Les mauvaises langues médiront qu’à l’origine, le CSV avait tenté de régler une vieille dette face à l’ancien député et bourgmestre d’Ettelbruck, Ed Juncker, en essayant de promouvoir la carrière politique de sa fille Edmée Juncker. Et qu’en fin de compte, il aurait pu étoffer sa liste de candidats autrement plus prometteurs pour éviter que l’ADR puisse récupérer son siège au Nord. Ce qui n’a pas été chose facile pour l’ADR après le départ du très populaire Jean-Pierre Koepp. Il fallut même quelques heures de suspens dimanche soir pour avoir la certitude que l’ADR allait finalement pouvoir garder son siège quand même – une dose homéopathique de voix qui permettront à Jean Colombera de retrouver la place qu’il avait dû céder en 2004.
Le LSAP a failli obtenir un deuxième siège au parlement, avec l’amélioration de son score de 15,77 à 17,41 pour cent – laissant en suspens une éventuelle participation au gouvernement de la tête de liste Romain Schneider (10 037 voix). Car le fait que les socialistes ont perdu des voix dans leur fief du Sud et que le bourgmestre de Wiltz a été capable de fortifier la présence des socialistes quasi-inexistants au Nord, joue en sa faveur, tout comme son engagement au sein du parti en tant que secrétaire général. Ce serait un signe fort de la part des socialistes que de le mandater au sein du nouveau gouvernement.
La grande surprise au Nord a sans doute été l’absence de raz-de-marée pour les libéraux, dont la locomotive Charles Goerens avait quitté le convoi pour se présenter aux élections européennes. L’équipe de la tête de liste Fernand Etgen n’a néanmoins pas pu éviter une perte de voix de 20,24 pour cent en 2004 à 18,18 pour cent, mais ce ne fut pas la catastrophe annoncée. Le DP a récupéré son deuxième siège au parlement avec l’élection d’André Bauler, échevin de la commune d’Erpeldange et ancien membre du CSV, en deuxième position (il était arrivé cinquième en 2004). Politiquement, il s’est surtout démarqué pour son engagement en faveur de la construction du lycée à Clervaux. Il est aussi réputé au Nord pour ses spectacles de théâtre historiques. Il pourra sans doute aider à porter la discussion sur le développement de la Nordstad à l’ordre du jour au parlement. Car les deux sujets de l’accord de coalition de 2004 concernant la région du Nord (les friches de Wiltz et la Nordstad) n’ont pas vraiment pris l’importance politique qu’il aurait fallu, ces dernières années.

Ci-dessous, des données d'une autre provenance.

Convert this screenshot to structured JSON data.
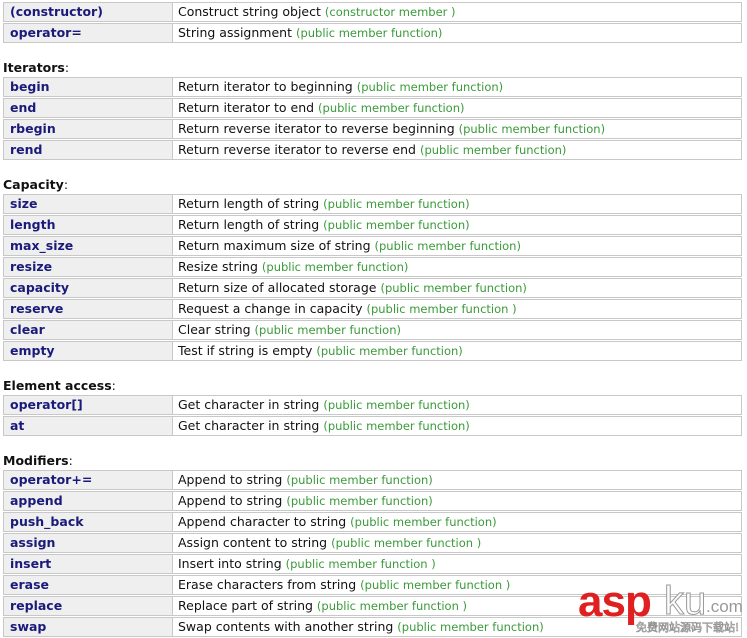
{
  "sections": [
    {
      "label": "",
      "rows": [
        {
          "name": "(constructor)",
          "desc": "Construct string object",
          "kind": "(constructor member )"
        },
        {
          "name": "operator=",
          "desc": "String assignment",
          "kind": "(public member function)"
        }
      ]
    },
    {
      "label": "Iterators",
      "rows": [
        {
          "name": "begin",
          "desc": "Return iterator to beginning",
          "kind": "(public member function)"
        },
        {
          "name": "end",
          "desc": "Return iterator to end",
          "kind": "(public member function)"
        },
        {
          "name": "rbegin",
          "desc": "Return reverse iterator to reverse beginning",
          "kind": "(public member function)"
        },
        {
          "name": "rend",
          "desc": "Return reverse iterator to reverse end",
          "kind": "(public member function)"
        }
      ]
    },
    {
      "label": "Capacity",
      "rows": [
        {
          "name": "size",
          "desc": "Return length of string",
          "kind": "(public member function)"
        },
        {
          "name": "length",
          "desc": "Return length of string",
          "kind": "(public member function)"
        },
        {
          "name": "max_size",
          "desc": "Return maximum size of string",
          "kind": "(public member function)"
        },
        {
          "name": "resize",
          "desc": "Resize string",
          "kind": "(public member function)"
        },
        {
          "name": "capacity",
          "desc": "Return size of allocated storage",
          "kind": "(public member function)"
        },
        {
          "name": "reserve",
          "desc": "Request a change in capacity",
          "kind": "(public member function )"
        },
        {
          "name": "clear",
          "desc": "Clear string",
          "kind": "(public member function)"
        },
        {
          "name": "empty",
          "desc": "Test if string is empty",
          "kind": "(public member function)"
        }
      ]
    },
    {
      "label": "Element access",
      "rows": [
        {
          "name": "operator[]",
          "desc": "Get character in string",
          "kind": "(public member function)"
        },
        {
          "name": "at",
          "desc": "Get character in string",
          "kind": "(public member function)"
        }
      ]
    },
    {
      "label": "Modifiers",
      "rows": [
        {
          "name": "operator+=",
          "desc": "Append to string",
          "kind": "(public member function)"
        },
        {
          "name": "append",
          "desc": "Append to string",
          "kind": "(public member function)"
        },
        {
          "name": "push_back",
          "desc": "Append character to string",
          "kind": "(public member function)"
        },
        {
          "name": "assign",
          "desc": "Assign content to string",
          "kind": "(public member function )"
        },
        {
          "name": "insert",
          "desc": "Insert into string",
          "kind": "(public member function )"
        },
        {
          "name": "erase",
          "desc": "Erase characters from string",
          "kind": "(public member function )"
        },
        {
          "name": "replace",
          "desc": "Replace part of string",
          "kind": "(public member function )"
        },
        {
          "name": "swap",
          "desc": "Swap contents with another string",
          "kind": "(public member function)"
        }
      ]
    }
  ],
  "section_suffix": ":",
  "watermark": {
    "brand_red": "asp",
    "brand_outline": "ku",
    "domain": ".com",
    "slogan": "免费网站源码下载站!"
  },
  "colors": {
    "name_text": "#1a1a7a",
    "kind_text": "#3a9a3a",
    "name_bg": "#efefef",
    "border": "#c8c8c8",
    "watermark_red": "#e02020"
  }
}
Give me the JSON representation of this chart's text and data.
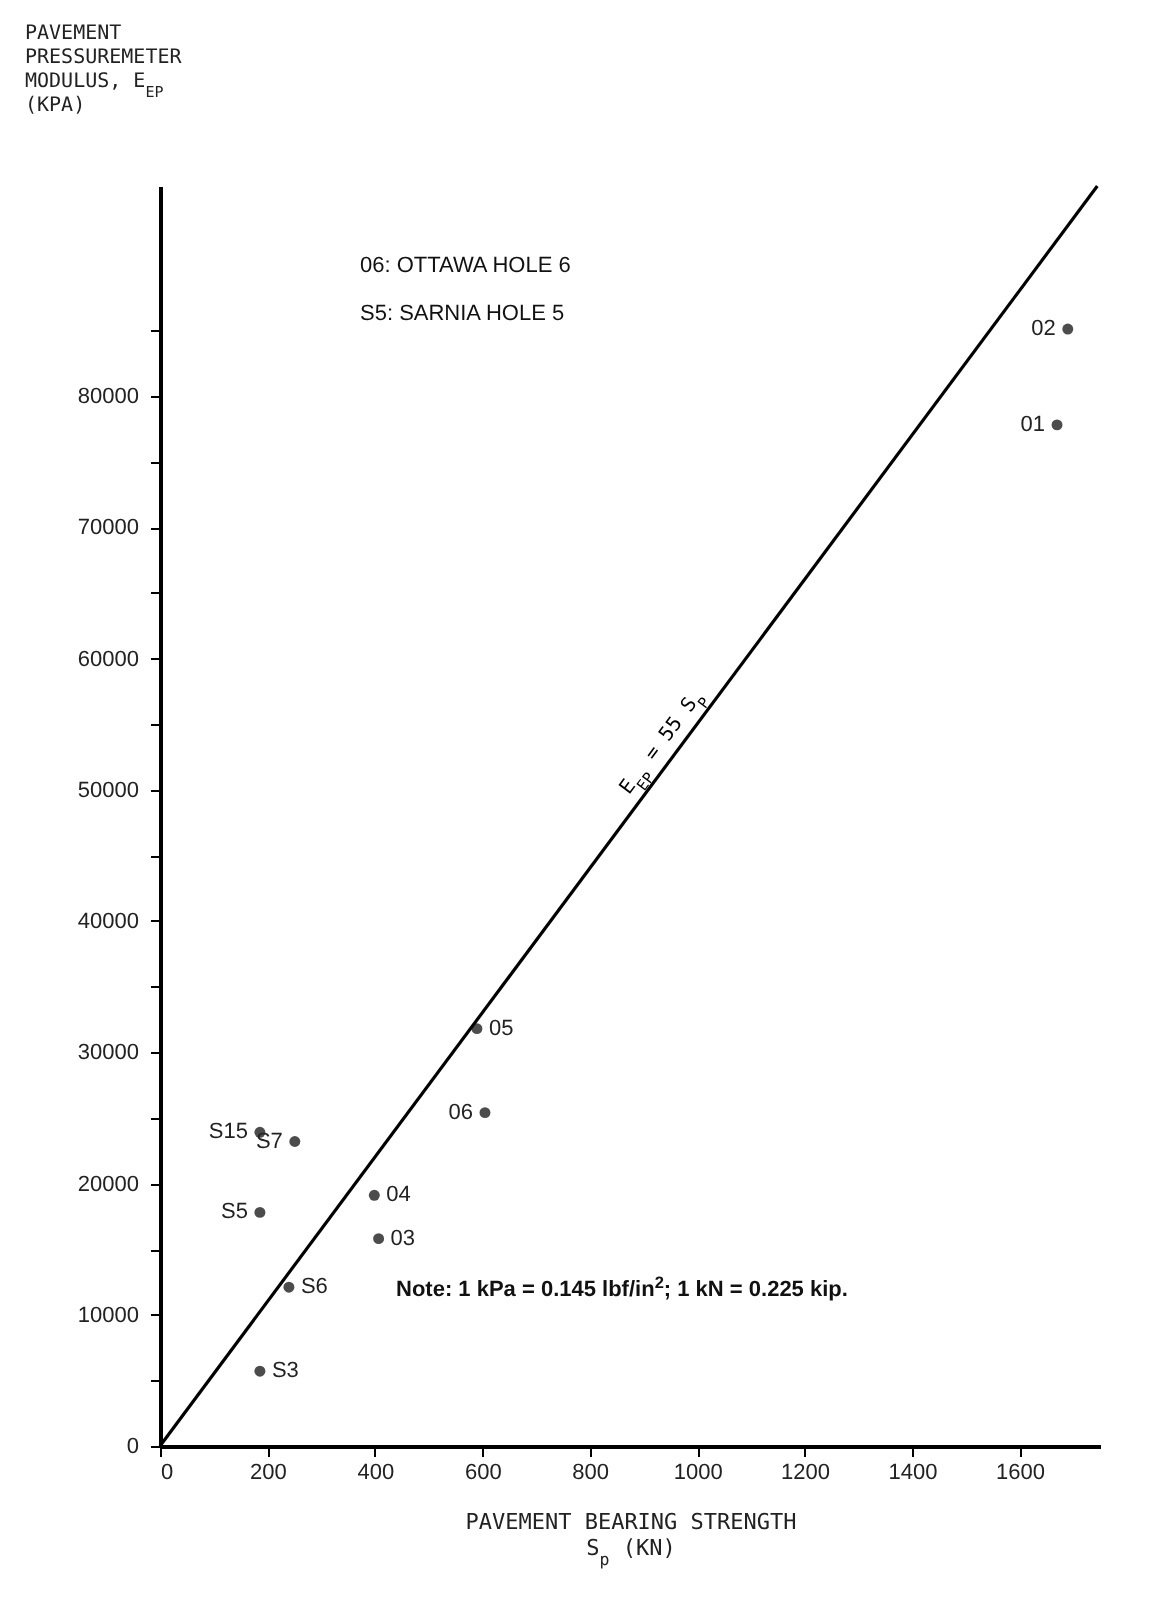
{
  "chart_data": {
    "type": "scatter",
    "xlabel": "PAVEMENT BEARING STRENGTH\nS$_{p}$ (KN)",
    "ylabel": "PAVEMENT\nPRESSUREMETER\nMODULUS, E$_{EP}$\n(KPA)",
    "xlim": [
      0,
      1750
    ],
    "ylim": [
      0,
      96000
    ],
    "xticks": [
      0,
      200,
      400,
      600,
      800,
      1000,
      1200,
      1400,
      1600
    ],
    "yticks": [
      0,
      {
        "value": 5000,
        "label": null
      },
      10000,
      {
        "value": 15000,
        "label": null
      },
      20000,
      {
        "value": 25000,
        "label": null
      },
      30000,
      {
        "value": 35000,
        "label": null
      },
      40000,
      {
        "value": 45000,
        "label": null
      },
      50000,
      {
        "value": 55000,
        "label": null
      },
      60000,
      {
        "value": 65000,
        "label": null
      },
      70000,
      {
        "value": 75000,
        "label": null
      },
      80000,
      {
        "value": 85000,
        "label": null
      }
    ],
    "grid": false,
    "series": [
      {
        "marker": "circle",
        "color": "#000000",
        "x": [
          1670,
          1690,
          407,
          399,
          590,
          605,
          186,
          186,
          240,
          251,
          186
        ],
        "values": [
          77800,
          85100,
          15800,
          19100,
          31800,
          25400,
          5700,
          17800,
          12100,
          23200,
          23900
        ]
      },
      {
        "type": "line",
        "name": "E$_{EP}$ = 55 S$_{P}$",
        "color": "#000000",
        "line_style": "solid",
        "x": [
          0,
          1745
        ],
        "values": [
          0,
          96000
        ]
      }
    ],
    "annotations": [
      {
        "text": "01",
        "x": 1670,
        "y": 77800
      },
      {
        "text": "02",
        "x": 1690,
        "y": 85100
      },
      {
        "text": "03",
        "x": 407,
        "y": 15800
      },
      {
        "text": "04",
        "x": 399,
        "y": 19100
      },
      {
        "text": "05",
        "x": 590,
        "y": 31800
      },
      {
        "text": "06",
        "x": 605,
        "y": 25400
      },
      {
        "text": "S3",
        "x": 186,
        "y": 5700
      },
      {
        "text": "S5",
        "x": 186,
        "y": 17800
      },
      {
        "text": "S6",
        "x": 240,
        "y": 12100
      },
      {
        "text": "S7",
        "x": 251,
        "y": 23200
      },
      {
        "text": "S15",
        "x": 186,
        "y": 23900
      },
      "06:  OTTAWA HOLE 6",
      "S5:  SARNIA HOLE 5",
      "Note:  1 kPa = 0.145 lbf/in$^{2}$; 1 kN = 0.225 kip."
    ]
  }
}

Les Verts continuent à patauger au Nord. Seul le député-maire de Beckerich, Camille Gira, a réussi à maintenir la barre haute avec 9 441 voix. La deuxième candidate, Marthy Thull, arrive loin derrière, avec 3 607 voix. La campagne sur la réduction de CO2 de Greenpeace, avec des affichettes collées sur les panneaux officiels ne les a sans doute pas aidés – bien au contraire. La rumeur veut même qu’un des initiateurs aurait été un ancien candidat vert, déçu de ne pas avoir figuré sur la liste cette fois. Ce qui serait balourd comme un ours polaire.